As a keen collector of contemporary sacred art, I find there are so many works where the religious subject matter is readily recognized or identified by title that I tend to shy away from art of less certain meaning. Once in a while a piece comes along to confound my well-defined categories like Graphic Artist Julius Bloch’s 1940 lithograph, Head Study. When I first saw Bloch’s icon-like, full-faced portrait of this bearded man with riveting eyes, dressed in flowing white clothes, and encircled by an aura of light, I was absolutely convinced this was an image of Christ. I hoped a bit of research would support my hunch. It didn’t. At least, not in plain text. A German-Jewish immigrant to the United States, Bloch found the subjects for his art among the working class poor, African-Americans, dispossessed farmers, and other victims of the Great Depression.
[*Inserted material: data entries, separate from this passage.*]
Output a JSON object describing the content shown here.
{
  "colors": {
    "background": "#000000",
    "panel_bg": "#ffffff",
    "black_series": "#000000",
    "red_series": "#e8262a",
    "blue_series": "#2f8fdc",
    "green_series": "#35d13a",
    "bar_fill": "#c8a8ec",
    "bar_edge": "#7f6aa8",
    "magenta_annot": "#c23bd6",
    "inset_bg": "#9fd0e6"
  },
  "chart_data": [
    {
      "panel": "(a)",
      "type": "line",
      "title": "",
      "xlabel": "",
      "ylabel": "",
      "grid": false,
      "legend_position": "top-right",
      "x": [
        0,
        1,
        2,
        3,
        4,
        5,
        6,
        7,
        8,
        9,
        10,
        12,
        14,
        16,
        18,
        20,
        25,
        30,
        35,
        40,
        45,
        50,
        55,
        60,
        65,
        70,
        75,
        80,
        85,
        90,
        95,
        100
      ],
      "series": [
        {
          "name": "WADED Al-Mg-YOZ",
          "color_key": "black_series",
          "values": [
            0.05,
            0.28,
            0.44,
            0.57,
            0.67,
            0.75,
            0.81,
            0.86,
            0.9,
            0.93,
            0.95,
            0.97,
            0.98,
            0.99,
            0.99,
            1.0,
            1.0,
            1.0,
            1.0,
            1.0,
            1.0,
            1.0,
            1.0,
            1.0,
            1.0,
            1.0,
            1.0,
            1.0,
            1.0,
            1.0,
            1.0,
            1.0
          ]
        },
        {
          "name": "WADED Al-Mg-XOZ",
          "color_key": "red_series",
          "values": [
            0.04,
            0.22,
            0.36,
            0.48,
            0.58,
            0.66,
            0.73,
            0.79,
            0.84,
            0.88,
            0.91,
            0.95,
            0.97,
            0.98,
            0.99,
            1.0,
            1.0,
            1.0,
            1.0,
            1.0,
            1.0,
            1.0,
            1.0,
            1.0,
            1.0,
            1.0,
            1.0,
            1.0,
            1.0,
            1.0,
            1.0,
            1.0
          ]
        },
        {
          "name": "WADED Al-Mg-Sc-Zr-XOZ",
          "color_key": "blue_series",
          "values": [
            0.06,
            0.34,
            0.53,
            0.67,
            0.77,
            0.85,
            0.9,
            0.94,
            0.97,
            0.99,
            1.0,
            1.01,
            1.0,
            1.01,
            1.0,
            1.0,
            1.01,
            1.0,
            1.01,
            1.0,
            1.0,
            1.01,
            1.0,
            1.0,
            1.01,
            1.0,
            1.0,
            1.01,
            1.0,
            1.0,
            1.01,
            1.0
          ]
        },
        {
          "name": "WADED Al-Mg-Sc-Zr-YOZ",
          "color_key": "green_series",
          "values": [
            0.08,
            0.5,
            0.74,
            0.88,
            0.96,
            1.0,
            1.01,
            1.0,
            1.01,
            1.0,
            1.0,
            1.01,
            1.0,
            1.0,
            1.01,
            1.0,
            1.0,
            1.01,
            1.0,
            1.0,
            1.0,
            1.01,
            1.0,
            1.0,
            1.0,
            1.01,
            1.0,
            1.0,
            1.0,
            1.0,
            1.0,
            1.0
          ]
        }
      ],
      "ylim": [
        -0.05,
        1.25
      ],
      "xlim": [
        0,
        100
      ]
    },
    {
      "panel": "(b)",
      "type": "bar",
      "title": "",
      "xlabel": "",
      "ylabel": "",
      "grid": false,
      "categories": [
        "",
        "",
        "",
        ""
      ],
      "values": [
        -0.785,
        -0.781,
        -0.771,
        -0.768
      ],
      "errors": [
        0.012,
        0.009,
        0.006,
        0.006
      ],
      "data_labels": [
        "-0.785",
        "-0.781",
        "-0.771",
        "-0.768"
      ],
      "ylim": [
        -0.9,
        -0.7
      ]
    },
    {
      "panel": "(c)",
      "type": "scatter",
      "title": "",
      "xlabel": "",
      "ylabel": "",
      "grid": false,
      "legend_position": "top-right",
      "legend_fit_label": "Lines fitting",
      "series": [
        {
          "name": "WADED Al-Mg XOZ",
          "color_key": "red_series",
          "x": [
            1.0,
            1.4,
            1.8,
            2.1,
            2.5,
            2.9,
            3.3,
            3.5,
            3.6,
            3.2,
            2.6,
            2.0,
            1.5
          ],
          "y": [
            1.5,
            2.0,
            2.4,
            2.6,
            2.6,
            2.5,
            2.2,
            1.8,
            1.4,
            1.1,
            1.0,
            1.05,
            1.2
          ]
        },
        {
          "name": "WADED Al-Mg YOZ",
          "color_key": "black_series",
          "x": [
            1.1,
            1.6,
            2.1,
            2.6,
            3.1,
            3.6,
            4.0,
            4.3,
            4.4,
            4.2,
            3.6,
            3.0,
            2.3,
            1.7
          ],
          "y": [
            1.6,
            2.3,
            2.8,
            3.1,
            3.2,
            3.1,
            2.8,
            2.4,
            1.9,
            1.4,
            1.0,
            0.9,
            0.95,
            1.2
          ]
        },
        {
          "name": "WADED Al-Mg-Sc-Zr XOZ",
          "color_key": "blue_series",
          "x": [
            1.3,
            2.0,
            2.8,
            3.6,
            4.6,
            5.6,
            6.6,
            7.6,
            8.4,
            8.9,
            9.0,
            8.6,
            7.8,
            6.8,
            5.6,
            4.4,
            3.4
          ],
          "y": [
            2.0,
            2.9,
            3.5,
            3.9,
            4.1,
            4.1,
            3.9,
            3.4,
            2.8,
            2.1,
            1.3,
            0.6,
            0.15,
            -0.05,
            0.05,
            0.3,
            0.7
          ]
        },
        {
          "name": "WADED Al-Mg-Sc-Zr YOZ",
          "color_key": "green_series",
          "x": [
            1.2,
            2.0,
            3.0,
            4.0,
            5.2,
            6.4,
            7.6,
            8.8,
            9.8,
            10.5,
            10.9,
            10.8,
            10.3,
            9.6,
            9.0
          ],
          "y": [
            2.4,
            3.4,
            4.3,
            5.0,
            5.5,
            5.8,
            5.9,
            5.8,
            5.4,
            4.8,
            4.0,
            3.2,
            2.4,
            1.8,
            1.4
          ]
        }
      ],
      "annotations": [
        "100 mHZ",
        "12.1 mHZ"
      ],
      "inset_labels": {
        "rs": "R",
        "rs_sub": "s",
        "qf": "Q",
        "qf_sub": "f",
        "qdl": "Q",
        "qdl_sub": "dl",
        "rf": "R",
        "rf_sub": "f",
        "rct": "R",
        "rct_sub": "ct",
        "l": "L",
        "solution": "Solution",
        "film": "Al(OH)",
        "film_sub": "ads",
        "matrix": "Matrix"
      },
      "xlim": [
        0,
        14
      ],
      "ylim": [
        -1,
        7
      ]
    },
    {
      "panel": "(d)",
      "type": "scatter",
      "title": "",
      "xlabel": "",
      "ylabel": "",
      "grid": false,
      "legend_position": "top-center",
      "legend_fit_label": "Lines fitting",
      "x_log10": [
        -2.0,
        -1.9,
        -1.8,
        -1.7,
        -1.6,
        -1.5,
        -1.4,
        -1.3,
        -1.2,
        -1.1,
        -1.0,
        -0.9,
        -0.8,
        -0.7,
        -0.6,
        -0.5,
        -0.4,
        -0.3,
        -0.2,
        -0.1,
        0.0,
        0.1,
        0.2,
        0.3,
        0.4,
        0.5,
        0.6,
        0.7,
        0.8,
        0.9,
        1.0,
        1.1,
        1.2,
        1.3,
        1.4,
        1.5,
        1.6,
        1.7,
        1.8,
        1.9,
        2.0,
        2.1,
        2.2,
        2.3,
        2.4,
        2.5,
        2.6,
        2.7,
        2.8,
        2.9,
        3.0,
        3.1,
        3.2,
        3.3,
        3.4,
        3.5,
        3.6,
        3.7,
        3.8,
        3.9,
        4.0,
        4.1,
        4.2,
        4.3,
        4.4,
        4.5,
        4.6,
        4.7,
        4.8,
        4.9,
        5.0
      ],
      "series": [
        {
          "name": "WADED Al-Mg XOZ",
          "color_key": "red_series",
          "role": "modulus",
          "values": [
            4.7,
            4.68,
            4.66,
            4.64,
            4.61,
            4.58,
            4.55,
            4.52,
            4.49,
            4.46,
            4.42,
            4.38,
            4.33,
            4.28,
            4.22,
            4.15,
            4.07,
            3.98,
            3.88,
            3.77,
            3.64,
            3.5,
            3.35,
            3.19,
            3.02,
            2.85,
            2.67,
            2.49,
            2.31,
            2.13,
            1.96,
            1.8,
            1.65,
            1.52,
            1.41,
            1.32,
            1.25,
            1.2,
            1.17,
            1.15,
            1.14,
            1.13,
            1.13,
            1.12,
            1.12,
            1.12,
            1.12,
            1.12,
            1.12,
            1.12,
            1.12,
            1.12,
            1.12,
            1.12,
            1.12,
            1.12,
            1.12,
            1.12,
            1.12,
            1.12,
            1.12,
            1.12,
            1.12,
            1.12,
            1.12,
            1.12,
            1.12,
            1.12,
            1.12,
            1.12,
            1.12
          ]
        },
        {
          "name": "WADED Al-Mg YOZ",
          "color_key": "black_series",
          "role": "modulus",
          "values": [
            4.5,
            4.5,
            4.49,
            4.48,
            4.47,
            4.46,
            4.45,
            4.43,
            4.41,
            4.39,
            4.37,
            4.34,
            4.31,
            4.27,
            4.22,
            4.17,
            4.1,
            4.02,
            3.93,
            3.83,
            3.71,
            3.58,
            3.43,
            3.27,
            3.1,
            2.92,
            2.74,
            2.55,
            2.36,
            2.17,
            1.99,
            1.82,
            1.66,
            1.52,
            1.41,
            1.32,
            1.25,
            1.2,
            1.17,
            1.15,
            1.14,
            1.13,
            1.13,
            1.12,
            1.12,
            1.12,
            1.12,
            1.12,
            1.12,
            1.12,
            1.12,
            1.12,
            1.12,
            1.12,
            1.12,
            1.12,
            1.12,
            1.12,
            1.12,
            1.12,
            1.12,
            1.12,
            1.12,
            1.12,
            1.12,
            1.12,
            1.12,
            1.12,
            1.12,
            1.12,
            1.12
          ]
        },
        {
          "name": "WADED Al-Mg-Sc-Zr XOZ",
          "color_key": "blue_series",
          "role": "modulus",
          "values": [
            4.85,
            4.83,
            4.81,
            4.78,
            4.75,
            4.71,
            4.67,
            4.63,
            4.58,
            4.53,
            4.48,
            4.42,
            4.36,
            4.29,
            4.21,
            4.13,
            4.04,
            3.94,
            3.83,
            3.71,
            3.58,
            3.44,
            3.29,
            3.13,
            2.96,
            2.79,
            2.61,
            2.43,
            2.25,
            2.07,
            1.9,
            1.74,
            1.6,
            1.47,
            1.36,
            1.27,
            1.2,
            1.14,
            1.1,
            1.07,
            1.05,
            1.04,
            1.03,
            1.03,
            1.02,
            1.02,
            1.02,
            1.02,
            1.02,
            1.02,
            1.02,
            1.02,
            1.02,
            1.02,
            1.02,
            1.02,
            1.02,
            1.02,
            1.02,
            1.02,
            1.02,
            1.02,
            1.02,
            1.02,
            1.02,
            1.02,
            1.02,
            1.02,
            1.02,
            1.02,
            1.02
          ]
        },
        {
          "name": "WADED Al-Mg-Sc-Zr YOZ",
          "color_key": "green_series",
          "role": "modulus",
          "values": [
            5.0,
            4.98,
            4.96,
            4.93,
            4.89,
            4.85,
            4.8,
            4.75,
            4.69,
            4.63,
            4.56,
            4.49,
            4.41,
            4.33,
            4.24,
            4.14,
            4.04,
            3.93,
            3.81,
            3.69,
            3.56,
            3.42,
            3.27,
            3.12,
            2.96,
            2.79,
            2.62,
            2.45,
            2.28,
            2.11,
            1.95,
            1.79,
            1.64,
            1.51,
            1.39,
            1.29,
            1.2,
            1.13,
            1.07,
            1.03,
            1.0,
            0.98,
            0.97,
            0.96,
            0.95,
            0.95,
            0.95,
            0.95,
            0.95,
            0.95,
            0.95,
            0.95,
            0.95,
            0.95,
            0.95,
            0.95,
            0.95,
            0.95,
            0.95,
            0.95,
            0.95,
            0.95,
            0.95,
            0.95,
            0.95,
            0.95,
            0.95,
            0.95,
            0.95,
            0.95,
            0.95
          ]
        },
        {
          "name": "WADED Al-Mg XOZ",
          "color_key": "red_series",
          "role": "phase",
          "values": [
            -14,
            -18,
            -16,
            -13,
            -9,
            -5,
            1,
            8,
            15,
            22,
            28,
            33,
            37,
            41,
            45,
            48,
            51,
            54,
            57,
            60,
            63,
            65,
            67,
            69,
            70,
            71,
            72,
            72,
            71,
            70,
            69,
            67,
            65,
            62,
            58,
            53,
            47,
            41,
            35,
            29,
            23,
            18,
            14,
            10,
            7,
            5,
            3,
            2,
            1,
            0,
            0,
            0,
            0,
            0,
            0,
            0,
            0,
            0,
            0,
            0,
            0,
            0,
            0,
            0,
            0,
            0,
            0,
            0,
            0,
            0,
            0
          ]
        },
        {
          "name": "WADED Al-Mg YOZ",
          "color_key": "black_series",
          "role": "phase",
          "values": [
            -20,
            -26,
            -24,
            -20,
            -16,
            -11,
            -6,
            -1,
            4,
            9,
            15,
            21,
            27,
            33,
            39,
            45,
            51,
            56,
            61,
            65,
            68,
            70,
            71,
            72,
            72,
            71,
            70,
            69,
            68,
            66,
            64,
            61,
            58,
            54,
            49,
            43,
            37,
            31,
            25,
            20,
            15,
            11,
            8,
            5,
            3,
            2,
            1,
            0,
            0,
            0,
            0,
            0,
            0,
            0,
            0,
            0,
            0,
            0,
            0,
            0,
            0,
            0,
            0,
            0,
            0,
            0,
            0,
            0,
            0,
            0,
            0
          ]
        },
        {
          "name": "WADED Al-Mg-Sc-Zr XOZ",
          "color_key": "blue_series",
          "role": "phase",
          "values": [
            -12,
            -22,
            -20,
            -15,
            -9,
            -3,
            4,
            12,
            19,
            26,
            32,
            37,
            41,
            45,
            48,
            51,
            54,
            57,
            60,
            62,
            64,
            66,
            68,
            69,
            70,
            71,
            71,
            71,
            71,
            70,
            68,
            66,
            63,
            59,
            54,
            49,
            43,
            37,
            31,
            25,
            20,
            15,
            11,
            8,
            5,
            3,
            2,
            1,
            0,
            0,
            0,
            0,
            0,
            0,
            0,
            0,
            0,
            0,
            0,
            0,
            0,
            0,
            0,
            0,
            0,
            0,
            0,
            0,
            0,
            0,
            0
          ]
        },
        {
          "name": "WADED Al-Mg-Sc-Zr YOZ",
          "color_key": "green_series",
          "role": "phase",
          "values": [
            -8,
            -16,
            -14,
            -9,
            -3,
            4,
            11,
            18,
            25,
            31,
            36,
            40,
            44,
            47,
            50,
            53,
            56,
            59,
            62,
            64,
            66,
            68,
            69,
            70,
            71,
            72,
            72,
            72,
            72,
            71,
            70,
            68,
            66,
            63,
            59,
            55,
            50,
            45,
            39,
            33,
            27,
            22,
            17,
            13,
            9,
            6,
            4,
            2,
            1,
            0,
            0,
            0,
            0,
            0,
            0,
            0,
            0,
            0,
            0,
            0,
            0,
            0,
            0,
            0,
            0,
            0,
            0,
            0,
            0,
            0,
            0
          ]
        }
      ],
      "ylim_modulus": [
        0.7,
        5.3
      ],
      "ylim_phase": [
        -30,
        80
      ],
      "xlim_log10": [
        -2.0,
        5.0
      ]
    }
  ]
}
Bloch did become fascinated with Byzantine mosaics later in his life but not at the time this image was made. I discovered another lithographic portrait, titled The Refugee, using the very same model, made at the very same time. In the second print, the figure’s head was turned slightly to the right. Once the electric connection with those penetrating eyes was broken, I started to have doubts about the first image. The haircut now seemed to be thoroughly modern. What I had taken for biblical garb might well have been a white towel draped over a T-shirt. Had I gotten it wrong? Thinking it over, I came to see I wasn’t so far off in recognizing Christ in the haunted features of the refugee model, who might have been a Jew, fleeing Nazi persecution in Europe--or in any of Bloch’s studies of the poor and the displaced. Christ was, in the words of the Prophet Isaiah, “a man of sorrow and acquainted with grief,” and his face most surely fits the contours of every human face that has ever been creased by anguish and etched by pain.